Preventing Medical Mix Ups And Drug Interactions

Medical mix ups and drug interactions can this happen to you?Every month, the Food and Drug Administration gets an average of 75 reports of side effects and drug interactions caused by medical mix-ups. The number is relatively small when compared to the number of medications that are being prescribed and bought from pharmacies on a daily basis, but the statistic does not quite represent just how likely it is for someone to make a mistake in purchasing their medication. Somewhere along the three-way chain consisting of the doctor, the pharmacist, and the patient, a little miscommunication can result in someone buying the wrong medication creating a medical mix up. It isn't at all unusual for someone who was prescribed Allegra, an anti-allergen, to end up being given Viagra by the pharmacist due to bad handwriting on the prescription.

In most cases, medical mix ups of this variety can have mildly unpleasant effects on the body. There are very few cases where the side effects of mistakenly taking the wrong medication end up in the hospital, but it does happen. It can sometimes get worse in those rare instances when drug interactions occur between a drug that was purchased correctly and one that was bought by mistake. It isn't a clear and present risk whenever someone gets a prescription and asks a pharmacist to fill it out, considering how rare it is, but it doesn't take a near-fatal case of drug interactions to make incorrect medication creating a medical mix up and a serious problem.
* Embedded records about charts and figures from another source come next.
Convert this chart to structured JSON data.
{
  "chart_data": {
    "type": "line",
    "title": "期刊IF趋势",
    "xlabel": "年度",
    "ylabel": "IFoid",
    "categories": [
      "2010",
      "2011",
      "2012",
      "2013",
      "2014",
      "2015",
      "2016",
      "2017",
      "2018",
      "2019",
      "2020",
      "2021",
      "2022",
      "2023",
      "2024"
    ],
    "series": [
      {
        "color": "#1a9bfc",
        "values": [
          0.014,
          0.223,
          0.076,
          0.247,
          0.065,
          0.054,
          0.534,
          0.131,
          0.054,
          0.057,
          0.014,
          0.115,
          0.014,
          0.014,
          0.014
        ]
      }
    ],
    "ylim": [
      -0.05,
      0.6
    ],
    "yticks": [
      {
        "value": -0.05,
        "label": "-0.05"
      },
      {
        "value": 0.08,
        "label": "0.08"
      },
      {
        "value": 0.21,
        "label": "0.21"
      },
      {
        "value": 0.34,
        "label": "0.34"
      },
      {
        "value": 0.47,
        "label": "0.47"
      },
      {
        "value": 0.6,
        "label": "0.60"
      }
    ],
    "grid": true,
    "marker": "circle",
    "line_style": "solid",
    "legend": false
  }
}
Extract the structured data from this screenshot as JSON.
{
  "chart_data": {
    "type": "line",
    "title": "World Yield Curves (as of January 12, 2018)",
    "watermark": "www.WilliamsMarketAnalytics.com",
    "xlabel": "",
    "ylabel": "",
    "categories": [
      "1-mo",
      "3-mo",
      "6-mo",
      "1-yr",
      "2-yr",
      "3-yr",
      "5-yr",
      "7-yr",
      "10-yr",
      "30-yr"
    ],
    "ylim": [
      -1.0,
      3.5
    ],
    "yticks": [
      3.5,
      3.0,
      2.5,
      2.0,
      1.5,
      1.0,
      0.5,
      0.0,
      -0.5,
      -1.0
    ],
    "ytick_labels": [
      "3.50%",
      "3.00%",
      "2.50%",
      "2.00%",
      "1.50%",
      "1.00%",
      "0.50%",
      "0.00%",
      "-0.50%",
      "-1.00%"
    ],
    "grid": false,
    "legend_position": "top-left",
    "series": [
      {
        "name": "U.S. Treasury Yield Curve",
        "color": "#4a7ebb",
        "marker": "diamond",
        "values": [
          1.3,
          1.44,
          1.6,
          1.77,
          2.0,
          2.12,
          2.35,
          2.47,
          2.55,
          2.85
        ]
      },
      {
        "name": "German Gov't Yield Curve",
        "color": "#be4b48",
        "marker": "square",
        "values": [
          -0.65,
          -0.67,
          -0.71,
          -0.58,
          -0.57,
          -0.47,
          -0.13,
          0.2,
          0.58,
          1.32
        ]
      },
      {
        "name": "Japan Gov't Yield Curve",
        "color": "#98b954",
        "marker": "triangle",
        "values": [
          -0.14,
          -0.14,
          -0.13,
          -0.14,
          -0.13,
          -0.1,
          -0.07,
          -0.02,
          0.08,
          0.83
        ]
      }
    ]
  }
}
One of the main problems would be just how similar the names of various medications are. The aforementioned example involving Allegra and Viagra can easily happen, though people would probably be able to spot the mistake rather quickly. Another case involves Desogen, which is used as a contraceptive, and Desowen, a steroidal cream. These two only have a single letter differentiating one from the other, so it isn't that hard to imagine anyone being unable to make the distinction without actually seeing the name written down by a doctor. That is, unless the doctor's handwriting looks more like the Greek or Russian alphabet than anything that the average patient would be able to read.

Many patients, and not a few pharmacists, have encountered situations where the handwriting on the prescription is almost impossible to decipher. Being unable to read what is written on the prescription means that the pharmacist – and the patient, in some cases – would have to do a little guesswork to figure out what needs to be given. Unfortunately, when combining this situation with the fact that drugs tend to be named similarly to one another, this makes it a rather simple matter for both the pharmacy and the patient to make a mistake. This can be particularly true if the patient has no idea what the drug is for, or what it is supposed to actually do. Doctors ought to be able to write clearer prescriptions, but some people – not just doctors – naturally have horrid penmanship.

Preventing medical mix ups, along with the inconveniences and drug interactions that might crop up because of it, ought to be a responsibility for every patient. People should know what drugs are called, so they would know whether or not the pharmacist deciphered the doctor's handwriting correctly. They should also know the look of their drugs, the expected side effects, and the dosages that they come in. Any of these bits of information can help a pharmacist make sure the patient is getting the right medication.